NVlabs / FoundationPose

[CVPR 2024 Highlight] FoundationPose: Unified 6D Pose Estimation and Tracking of Novel Objects
https://nvlabs.github.io/FoundationPose/
Other
955 stars 99 forks source link

Application on multiview setting #71

Closed JisuHann closed 1 week ago

JisuHann commented 4 weeks ago

Thank you for your splendid work!

I am planning to integrate this framework in my project, I need a ground truth pose prediction model which should be robust at occlusion. To achieve this, I am trying to utilize on multi-view (model-based setting).

I believe the simplest solution is working track_one as track; for each timestep, giving multiple camera prediction at refinement and then let the scorer score those and then choose the best pose prediction.

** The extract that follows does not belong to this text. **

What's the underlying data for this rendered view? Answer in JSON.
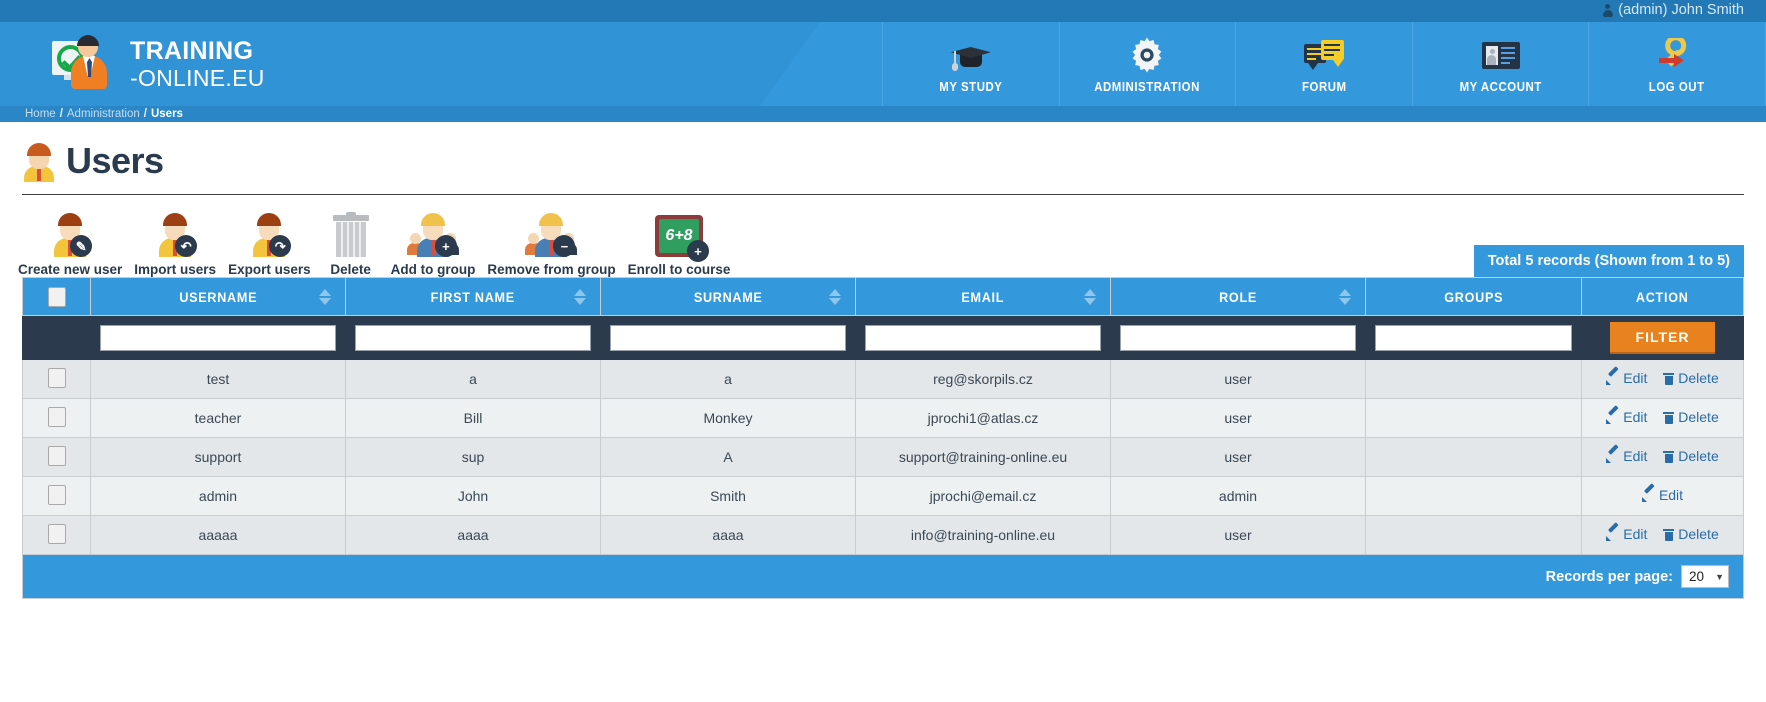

So I would like to ask three questions:

  1. Have you tried to expand or planning your work that can work on multi-view settings?
  2. Is there any other good solution that can easily solve this problem?
  3. If I want to use the aforementioned simplest solution, is there any issue that may happen? (regardless of the real-time operation delay due to multiple input processing)

Thank you!

wenbowen123 commented 4 weeks ago

in your multi-view setup, are the camera extrinsics calibrated? And is each of them RGBD camera?

JisuHann commented 3 weeks ago

@wenbowen123 thanks for your quick reply. Yes we use intel realsense D435 cameras so we get RGBD images, and they are calibrated too.

wenbowen123 commented 3 weeks ago

you can run FoundationPose with one of the cameras to get the object pose to that camera. Then you can use the extrinsics to project the pose to the rest of the cameras to get the GT. Or you can simply run on each camera independently.